Bone mineral density differences between adolescent dancers and non-exercising adolescent females
- PMID: 16202937
- DOI: 10.1016/j.jpag.2005.06.005
Bone mineral density differences between adolescent dancers and non-exercising adolescent females
Abstract
Study objective: To compare the bone mineral density (BMD) of the axial and appendicular skeleton between regularly exercising collegiate dancers and age matched non-exercising young females between the age of 17 and 19 to assess the impact of weight-bearing exercises and menstrual status on BMD.
Design: Prospective observational cohort.
Setting: Sports clinic in a collegiate school of dance and a hospital-based adolescent clinic.
Participants: The adolescent dancers consisted of full-time collegiate dance students from a tertiary Performing Arts Institute (n = 35). The non-exercising controls consisted of eumenorrhoeic patients of the same age presenting to the Adolescent Clinic (n = 35).
Interventions: All subjects had a full hormonal profile, bio-impedance estimation of body fat, and dual energy X-ray absorptiometry and quantitative peripheral CT scans (pQCT) to determine bone density.
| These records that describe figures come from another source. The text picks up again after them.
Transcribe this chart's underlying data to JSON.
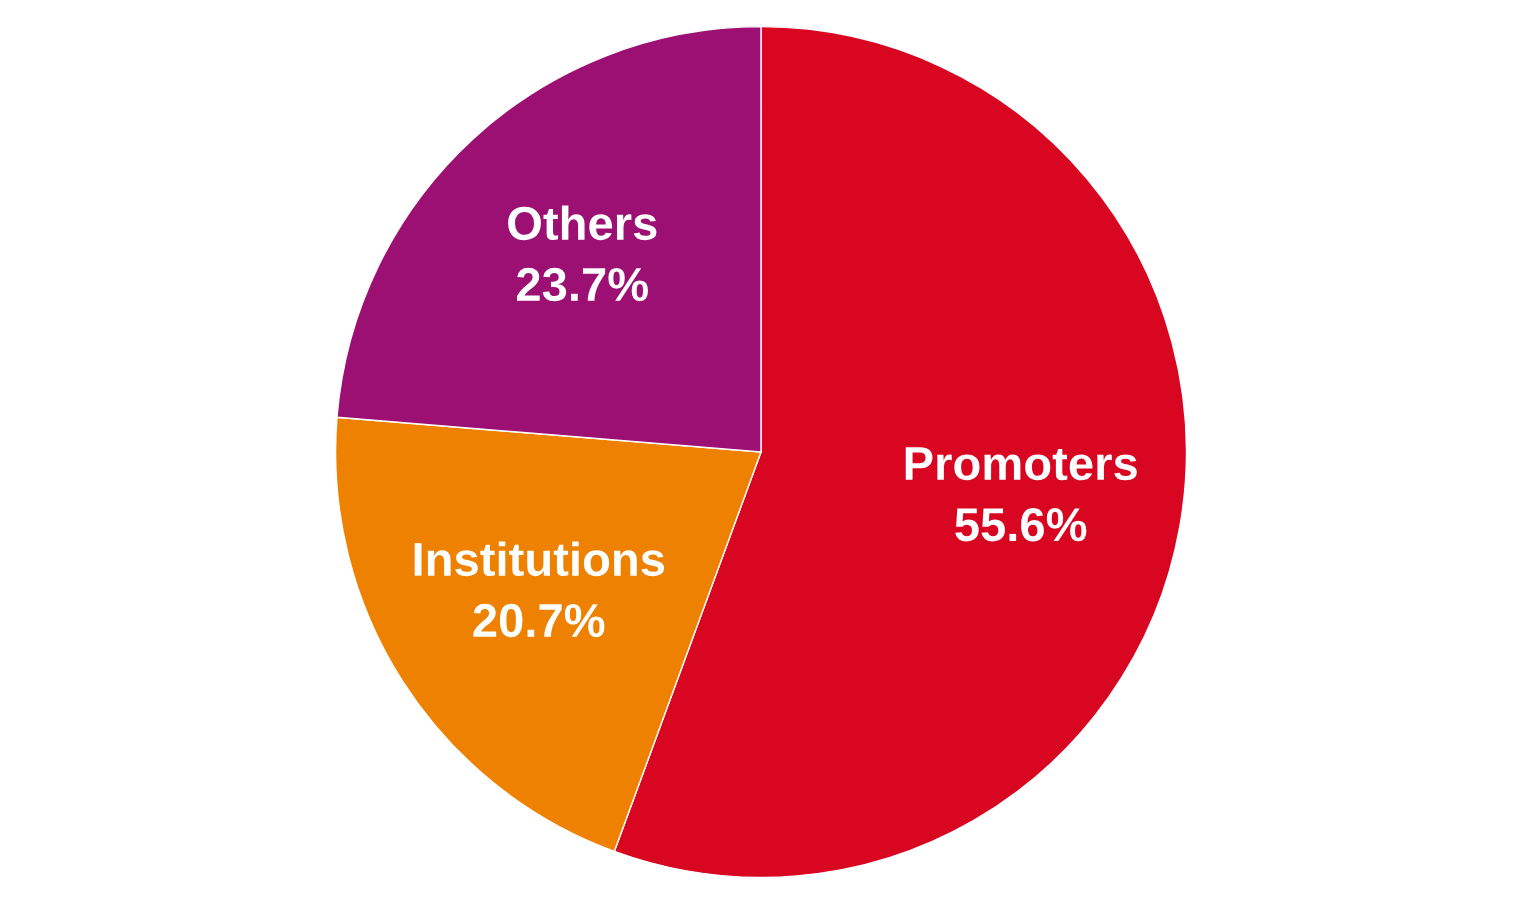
{
  "chart_data": {
    "type": "pie",
    "categories": [
      "Promoters",
      "Institutions",
      "Others"
    ],
    "values": [
      55.6,
      20.7,
      23.7
    ],
    "colors": [
      "#d90622",
      "#ee8200",
      "#9c0f73"
    ],
    "value_labels": [
      "55.6%",
      "20.7%",
      "23.7%"
    ],
    "legend": false
  }
}
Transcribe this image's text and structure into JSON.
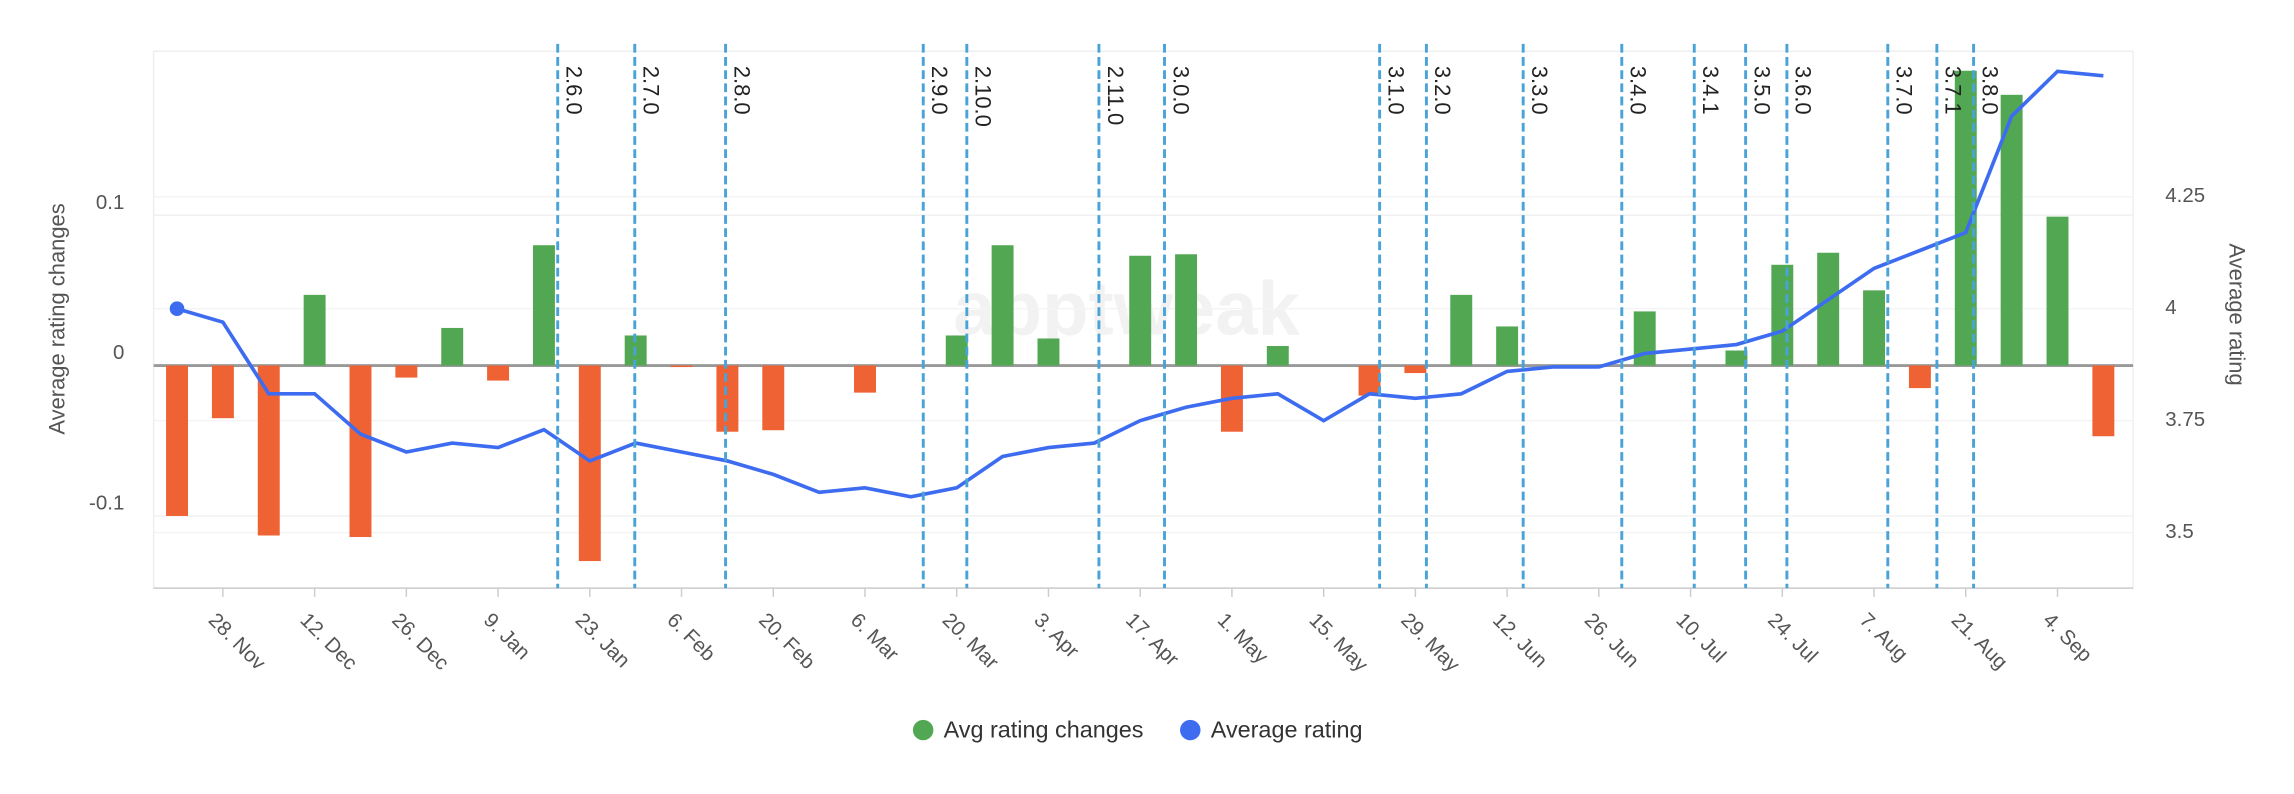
{
  "chart_data": {
    "type": "bar_line",
    "watermark": "apptweak",
    "y_label": "Average rating changes",
    "y2_label": "Average rating",
    "categories": [
      null,
      "28. Nov",
      null,
      "12. Dec",
      null,
      "26. Dec",
      null,
      "9. Jan",
      null,
      "23. Jan",
      null,
      "6. Feb",
      null,
      "20. Feb",
      null,
      "6. Mar",
      null,
      "20. Mar",
      null,
      "3. Apr",
      null,
      "17. Apr",
      null,
      "1. May",
      null,
      "15. May",
      null,
      "29. May",
      null,
      "12. Jun",
      null,
      "26. Jun",
      null,
      "10. Jul",
      null,
      "24. Jul",
      null,
      "7. Aug",
      null,
      "21. Aug",
      null,
      "4. Sep",
      null
    ],
    "series": [
      {
        "name": "Avg rating changes",
        "type": "bar",
        "color": "#52a852",
        "negative_color": "#ee6234",
        "values": [
          -0.1,
          -0.035,
          -0.113,
          0.047,
          -0.114,
          -0.008,
          0.025,
          -0.01,
          0.08,
          -0.13,
          0.02,
          -0.001,
          -0.044,
          -0.043,
          0,
          -0.018,
          0,
          0.02,
          0.08,
          0.018,
          0,
          0.073,
          0.074,
          -0.044,
          0.013,
          0,
          -0.02,
          -0.005,
          0.047,
          0.026,
          0,
          0,
          0.036,
          0,
          0.01,
          0.067,
          0.075,
          0.05,
          -0.015,
          0.196,
          0.18,
          0.099,
          -0.047
        ]
      },
      {
        "name": "Average rating",
        "type": "line",
        "axis": "y2",
        "color": "#3e6cf0",
        "values": [
          4.0,
          3.97,
          3.81,
          3.81,
          3.72,
          3.68,
          3.7,
          3.69,
          3.73,
          3.66,
          3.7,
          3.68,
          3.66,
          3.63,
          3.59,
          3.6,
          3.58,
          3.6,
          3.67,
          3.69,
          3.7,
          3.75,
          3.78,
          3.8,
          3.81,
          3.75,
          3.81,
          3.8,
          3.81,
          3.86,
          3.87,
          3.87,
          3.9,
          3.91,
          3.92,
          3.95,
          4.02,
          4.09,
          4.13,
          4.17,
          4.43,
          4.53,
          4.52
        ]
      }
    ],
    "ylim": [
      -0.148,
      0.209
    ],
    "yticks": [
      -0.1,
      0,
      0.1
    ],
    "y2lim": [
      3.376,
      4.575
    ],
    "y2ticks": [
      3.5,
      3.75,
      4,
      4.25
    ],
    "grid": true,
    "legend": "bottom",
    "annotations": [
      {
        "label": "2.6.0",
        "x": 8.3
      },
      {
        "label": "2.7.0",
        "x": 9.98
      },
      {
        "label": "2.8.0",
        "x": 11.96
      },
      {
        "label": "2.9.0",
        "x": 16.27
      },
      {
        "label": "2.10.0",
        "x": 17.22
      },
      {
        "label": "2.11.0",
        "x": 20.1
      },
      {
        "label": "3.0.0",
        "x": 21.53
      },
      {
        "label": "3.1.0",
        "x": 26.22
      },
      {
        "label": "3.2.0",
        "x": 27.24
      },
      {
        "label": "3.3.0",
        "x": 29.35
      },
      {
        "label": "3.4.0",
        "x": 31.5
      },
      {
        "label": "3.4.1",
        "x": 33.08
      },
      {
        "label": "3.5.0",
        "x": 34.2
      },
      {
        "label": "3.6.0",
        "x": 35.1
      },
      {
        "label": "3.7.0",
        "x": 37.3
      },
      {
        "label": "3.7.1",
        "x": 38.37
      },
      {
        "label": "3.8.0",
        "x": 39.17
      }
    ]
  }
}
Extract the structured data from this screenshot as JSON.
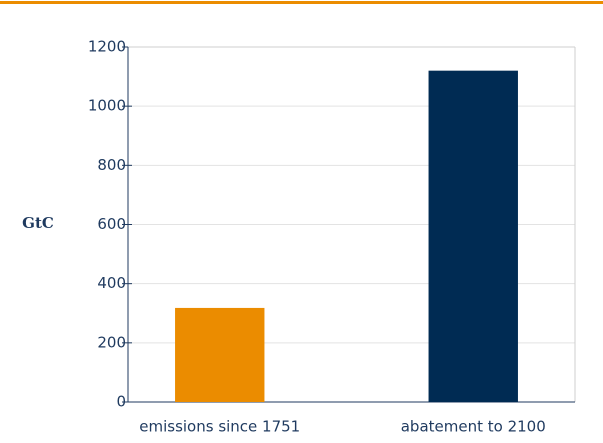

Main outcome measures: Comparison of the mean bone mineral density in the axial and appendicular skeleton between the two groups.
Results: The incidence of oligo/amenorrhoea in the dancers was 20%. The lumbar spine BMD (1.006 g/cm(2) vs. 0.938, P = 0.048) and hip BMD (neck of femur 0.978 g/cm(2) vs. 0.838, P < 0.001; Ward's triangle 0.816 g/cm(2) vs. 0.720, P = 0.003; trochanter 0.777 g/cm(2) vs. 0.682; P < 0.001) were significantly higher in the eumenorrhoeic dancers as compared to controls. The radial BMD as measured by pQCT did not differ between the two groups, but the core trabecular tibial BMD was also higher in the dancers (321 mg/cm(3) vs. 286, P = 0.006). When only oligo/amenorrhoeic dancers (n = 7) were compared with the controls, the same differences in BMD values were no longer observed.
Conclusion: Young women undergoing regular intensive weight-bearing exercises as in the collegiate dancers here studied have higher BMD in the axial and appendicular skeleton as compared to non-exercising females of the same age if they remain eumenorrhoeic during their training. This advantage was apparently lost when they developed oligo/amenorrhoea.